Empat. Pembelajaran berbasis proyek. Siswa saat ini harus sudah dapat beradaptasi
dengan pembelajaran berbasis proyek, demikian juga dalam hal bekerja. Ini menunjukkan bahwa
mereka harus belajar bagaimana menerapkan keterampilan mereka dalam jangka pendek ke
berbagai situasi. Siswa sudah harus berkenalan dengan pembelajaran berbasis proyek di sekolah
menengah. Inilah saatnya keterampilan mengorganisasi, kolaborasi, dan manajemen waktu
diajarkan kepada peserta didik untuk kemudian dapat digunakan setiap siswa dalam karir
akademik mereka selanjutnya.
Lima, pengalaman lapangan. Kemajuan teknologi memungkinkan pembelajaran domain
tertentu secara efektif, sehingga memberi lebih banyak ruang untuk memperoleh keterampilan
yang melibatkan pengetahuan siswa dan interaksi tatap muka. Dengan demikian, pengalaman
lapangan akan diperdalam melalui kursus atau latihan-latihan. Sekolah akan memberikan lebih
banyak kesempatan bagi siswa untuk memperoleh keterampilan dunia nyata yang mewakili
pekerjaan mereka. Ini menunjukkan disain kurikulum perlu memberi lebih banyak ruang bagi
siswa untuk lebih banyak belajar secara langsung melalui pengalaman lapangan seperti magang,
proyek dengan bimbingan dan proyek kolaborasi.
Enam, interpretasi data. Perkembangan teknologi komputer pada akhirnya mengambil
alih tugas-tugas analisis yang dilakukan secara manual (matematik), dan segera menangani
setiap analisis statistik, mendeskripsikan dan menganalisis data serta memprediksi tren masa
depan. Oleh karena itu, interpretasi siswa terhadap data ini akan menjadi bagian yang jauh lebih
penting dari kurikulum masa depan. Siswa dituntut memiliki kecakapan untuk menerapkan
pengetahuan teoretis ke angka-angka, dan menggunakan keterampilan mereka untuk membuat
kesimpulan berdasarkan logika dan tren data.

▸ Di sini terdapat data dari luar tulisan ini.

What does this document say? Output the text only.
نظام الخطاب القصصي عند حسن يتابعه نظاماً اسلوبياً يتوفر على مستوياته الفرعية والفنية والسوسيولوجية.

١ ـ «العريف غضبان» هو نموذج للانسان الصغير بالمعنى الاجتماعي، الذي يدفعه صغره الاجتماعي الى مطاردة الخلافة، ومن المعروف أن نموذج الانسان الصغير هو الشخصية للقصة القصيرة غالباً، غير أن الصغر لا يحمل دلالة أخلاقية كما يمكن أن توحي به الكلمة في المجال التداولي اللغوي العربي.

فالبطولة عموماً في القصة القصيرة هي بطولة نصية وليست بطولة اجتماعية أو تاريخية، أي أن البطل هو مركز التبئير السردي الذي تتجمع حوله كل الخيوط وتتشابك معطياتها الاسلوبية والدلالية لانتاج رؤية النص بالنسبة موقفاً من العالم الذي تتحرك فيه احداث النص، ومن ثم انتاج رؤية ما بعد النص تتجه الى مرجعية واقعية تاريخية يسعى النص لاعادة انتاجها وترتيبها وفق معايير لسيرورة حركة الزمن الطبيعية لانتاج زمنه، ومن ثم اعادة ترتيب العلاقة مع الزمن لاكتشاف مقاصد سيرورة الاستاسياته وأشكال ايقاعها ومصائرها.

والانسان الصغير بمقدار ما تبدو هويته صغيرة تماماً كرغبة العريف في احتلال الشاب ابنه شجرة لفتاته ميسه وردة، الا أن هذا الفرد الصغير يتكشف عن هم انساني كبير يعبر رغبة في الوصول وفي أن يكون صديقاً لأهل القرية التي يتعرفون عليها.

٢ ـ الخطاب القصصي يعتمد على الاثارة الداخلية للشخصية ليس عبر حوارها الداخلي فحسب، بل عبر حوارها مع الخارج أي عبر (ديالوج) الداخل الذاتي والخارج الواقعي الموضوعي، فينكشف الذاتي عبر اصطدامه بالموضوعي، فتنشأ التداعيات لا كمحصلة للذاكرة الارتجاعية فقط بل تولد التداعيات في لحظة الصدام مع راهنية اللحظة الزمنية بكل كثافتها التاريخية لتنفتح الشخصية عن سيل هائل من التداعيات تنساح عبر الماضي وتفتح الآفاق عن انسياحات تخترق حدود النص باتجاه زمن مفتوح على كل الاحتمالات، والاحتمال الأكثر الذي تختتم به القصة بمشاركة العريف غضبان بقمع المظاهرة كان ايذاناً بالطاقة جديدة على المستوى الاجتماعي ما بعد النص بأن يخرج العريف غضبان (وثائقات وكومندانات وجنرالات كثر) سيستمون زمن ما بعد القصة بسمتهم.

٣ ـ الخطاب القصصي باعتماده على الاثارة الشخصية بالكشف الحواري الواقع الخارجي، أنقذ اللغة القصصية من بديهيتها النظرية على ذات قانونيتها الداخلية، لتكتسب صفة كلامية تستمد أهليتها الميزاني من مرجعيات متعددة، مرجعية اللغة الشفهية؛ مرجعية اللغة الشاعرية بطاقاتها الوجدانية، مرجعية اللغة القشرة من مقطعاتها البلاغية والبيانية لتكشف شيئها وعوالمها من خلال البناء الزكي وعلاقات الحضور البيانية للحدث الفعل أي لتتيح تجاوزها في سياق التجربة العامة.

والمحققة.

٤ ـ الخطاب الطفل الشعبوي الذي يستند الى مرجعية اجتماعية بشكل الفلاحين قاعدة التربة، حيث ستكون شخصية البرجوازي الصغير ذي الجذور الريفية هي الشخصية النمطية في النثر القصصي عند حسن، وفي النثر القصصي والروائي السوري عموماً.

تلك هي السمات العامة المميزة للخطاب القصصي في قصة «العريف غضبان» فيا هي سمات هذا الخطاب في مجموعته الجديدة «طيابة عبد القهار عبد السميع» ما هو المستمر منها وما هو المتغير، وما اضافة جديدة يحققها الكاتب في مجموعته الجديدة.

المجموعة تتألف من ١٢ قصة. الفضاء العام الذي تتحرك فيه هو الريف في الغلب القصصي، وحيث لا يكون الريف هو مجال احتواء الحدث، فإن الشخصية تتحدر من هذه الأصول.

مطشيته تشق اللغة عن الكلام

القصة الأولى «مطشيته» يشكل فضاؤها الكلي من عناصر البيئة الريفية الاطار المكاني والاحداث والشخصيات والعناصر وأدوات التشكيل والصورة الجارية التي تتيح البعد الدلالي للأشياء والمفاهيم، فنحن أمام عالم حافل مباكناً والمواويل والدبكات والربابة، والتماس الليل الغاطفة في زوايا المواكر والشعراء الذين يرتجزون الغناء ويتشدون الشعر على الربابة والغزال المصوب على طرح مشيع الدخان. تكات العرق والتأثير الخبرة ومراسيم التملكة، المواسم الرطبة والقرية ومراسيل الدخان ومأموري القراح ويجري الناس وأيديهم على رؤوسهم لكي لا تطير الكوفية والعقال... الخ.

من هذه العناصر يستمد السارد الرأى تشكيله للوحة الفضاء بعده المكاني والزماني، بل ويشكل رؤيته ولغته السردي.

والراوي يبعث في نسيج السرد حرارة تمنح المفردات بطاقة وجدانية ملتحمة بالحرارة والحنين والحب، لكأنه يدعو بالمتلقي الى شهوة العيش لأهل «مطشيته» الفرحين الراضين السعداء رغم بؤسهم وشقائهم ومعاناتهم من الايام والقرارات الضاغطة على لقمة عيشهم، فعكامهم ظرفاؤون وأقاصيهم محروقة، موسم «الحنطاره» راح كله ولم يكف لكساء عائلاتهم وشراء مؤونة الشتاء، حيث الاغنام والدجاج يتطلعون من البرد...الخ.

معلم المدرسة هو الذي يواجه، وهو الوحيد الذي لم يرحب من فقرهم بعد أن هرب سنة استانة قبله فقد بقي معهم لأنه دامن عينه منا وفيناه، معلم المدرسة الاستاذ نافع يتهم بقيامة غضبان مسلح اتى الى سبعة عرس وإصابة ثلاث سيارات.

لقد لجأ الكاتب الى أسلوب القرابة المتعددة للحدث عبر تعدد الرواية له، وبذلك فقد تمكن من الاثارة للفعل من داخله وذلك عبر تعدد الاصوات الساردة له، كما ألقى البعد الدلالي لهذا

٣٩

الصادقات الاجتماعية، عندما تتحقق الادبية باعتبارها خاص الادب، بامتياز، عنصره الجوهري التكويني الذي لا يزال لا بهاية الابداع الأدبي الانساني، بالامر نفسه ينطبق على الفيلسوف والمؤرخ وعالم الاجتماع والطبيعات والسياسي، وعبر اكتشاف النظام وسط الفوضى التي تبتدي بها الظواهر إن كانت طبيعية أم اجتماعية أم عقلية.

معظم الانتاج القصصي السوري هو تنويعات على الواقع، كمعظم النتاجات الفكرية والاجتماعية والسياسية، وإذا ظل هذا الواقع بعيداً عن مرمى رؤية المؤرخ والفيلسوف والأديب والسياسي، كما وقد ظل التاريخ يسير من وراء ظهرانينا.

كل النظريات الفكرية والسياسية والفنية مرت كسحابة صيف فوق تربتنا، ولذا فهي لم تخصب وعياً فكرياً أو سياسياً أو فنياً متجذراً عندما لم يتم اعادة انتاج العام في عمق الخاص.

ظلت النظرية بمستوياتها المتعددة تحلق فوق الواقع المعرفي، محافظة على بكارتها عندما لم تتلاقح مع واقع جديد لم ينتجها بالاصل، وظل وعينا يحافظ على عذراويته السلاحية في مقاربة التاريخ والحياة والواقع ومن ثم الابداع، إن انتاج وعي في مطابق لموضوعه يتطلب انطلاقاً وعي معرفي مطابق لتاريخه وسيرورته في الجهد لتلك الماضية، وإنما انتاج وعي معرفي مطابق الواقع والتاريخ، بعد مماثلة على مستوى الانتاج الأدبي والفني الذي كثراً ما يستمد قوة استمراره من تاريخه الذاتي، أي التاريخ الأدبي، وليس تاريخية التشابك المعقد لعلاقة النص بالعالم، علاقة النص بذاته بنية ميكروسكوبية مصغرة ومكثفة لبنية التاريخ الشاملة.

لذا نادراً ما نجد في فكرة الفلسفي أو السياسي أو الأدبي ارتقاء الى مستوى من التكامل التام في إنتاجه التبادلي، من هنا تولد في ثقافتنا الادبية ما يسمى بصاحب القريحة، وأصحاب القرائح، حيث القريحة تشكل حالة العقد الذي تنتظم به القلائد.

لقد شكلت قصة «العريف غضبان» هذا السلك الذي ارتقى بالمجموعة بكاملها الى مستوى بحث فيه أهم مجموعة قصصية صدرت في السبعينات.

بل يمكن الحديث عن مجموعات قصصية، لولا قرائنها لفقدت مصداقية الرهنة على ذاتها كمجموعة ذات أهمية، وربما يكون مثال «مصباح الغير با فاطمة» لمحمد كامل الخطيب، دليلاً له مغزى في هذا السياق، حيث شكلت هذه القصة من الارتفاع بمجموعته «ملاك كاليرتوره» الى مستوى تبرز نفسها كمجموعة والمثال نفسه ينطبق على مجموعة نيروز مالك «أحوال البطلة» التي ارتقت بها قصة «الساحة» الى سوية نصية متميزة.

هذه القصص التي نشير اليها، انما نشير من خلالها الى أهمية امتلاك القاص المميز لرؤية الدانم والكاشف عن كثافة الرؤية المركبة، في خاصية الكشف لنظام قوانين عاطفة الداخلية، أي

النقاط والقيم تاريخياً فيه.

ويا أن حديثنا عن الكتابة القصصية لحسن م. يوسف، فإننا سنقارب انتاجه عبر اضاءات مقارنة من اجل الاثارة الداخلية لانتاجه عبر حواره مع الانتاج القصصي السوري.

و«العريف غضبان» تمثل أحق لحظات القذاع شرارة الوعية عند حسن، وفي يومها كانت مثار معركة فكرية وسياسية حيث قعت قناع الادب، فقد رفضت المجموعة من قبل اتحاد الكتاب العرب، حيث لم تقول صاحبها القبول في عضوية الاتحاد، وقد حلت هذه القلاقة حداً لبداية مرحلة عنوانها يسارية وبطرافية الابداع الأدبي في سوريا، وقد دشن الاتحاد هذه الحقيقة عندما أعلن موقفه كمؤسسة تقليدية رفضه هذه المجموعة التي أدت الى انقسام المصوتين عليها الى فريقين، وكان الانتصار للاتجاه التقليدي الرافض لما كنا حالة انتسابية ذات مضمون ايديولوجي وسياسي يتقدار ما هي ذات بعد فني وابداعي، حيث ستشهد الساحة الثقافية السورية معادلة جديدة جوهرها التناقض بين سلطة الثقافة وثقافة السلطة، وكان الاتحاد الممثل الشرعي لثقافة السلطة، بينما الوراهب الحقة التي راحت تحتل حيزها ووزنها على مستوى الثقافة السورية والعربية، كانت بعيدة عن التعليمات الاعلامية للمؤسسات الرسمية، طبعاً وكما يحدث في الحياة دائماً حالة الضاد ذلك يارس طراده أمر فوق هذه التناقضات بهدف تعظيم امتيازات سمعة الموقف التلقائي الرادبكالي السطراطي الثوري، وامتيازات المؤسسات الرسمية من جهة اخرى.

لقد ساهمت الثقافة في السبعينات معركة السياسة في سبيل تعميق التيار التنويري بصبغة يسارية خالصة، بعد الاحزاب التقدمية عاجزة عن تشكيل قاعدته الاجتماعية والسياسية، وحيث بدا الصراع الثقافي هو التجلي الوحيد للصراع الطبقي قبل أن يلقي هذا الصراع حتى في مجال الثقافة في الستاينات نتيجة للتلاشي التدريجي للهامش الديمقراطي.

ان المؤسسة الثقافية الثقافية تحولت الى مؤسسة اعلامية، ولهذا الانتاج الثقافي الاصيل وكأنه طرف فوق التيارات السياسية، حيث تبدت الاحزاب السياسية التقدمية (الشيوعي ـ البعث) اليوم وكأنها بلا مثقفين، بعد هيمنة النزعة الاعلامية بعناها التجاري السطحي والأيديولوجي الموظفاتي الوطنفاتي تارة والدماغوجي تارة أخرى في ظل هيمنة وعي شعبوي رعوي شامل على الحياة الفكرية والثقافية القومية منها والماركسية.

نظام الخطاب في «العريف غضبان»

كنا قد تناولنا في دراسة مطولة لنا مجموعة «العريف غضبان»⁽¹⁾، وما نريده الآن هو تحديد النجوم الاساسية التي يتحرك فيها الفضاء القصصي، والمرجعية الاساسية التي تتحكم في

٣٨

Tujuh, penilaian beragam. Mengukur kemampuan siswa melalui teknik penilaian
konvensional seperti tanya jawab akan menjadi tidak relevan lagi atau tidak cukup. Penilaian
harus berubah, pengetahuan faktual siswa dapat dinilai selama proses pembelajaran, dan
penerapan pengetahuan dapat diuji saat siswa mengerjakan proyek mereka di lapangan.
Delapan, keterlibatan siswa. Keterlibatan siswa dalam menentukan materi pembelajaran
atau kurikulum menjadi sangat penting. Pendapat siswa dipertimbangkan dalam mendesain dan
memperbarui kurikulum. Masukan mereka membantu perancang kurikulum menghasilkan
kurikulum kontemporer, mutakhir dan bernilai guna tinggi.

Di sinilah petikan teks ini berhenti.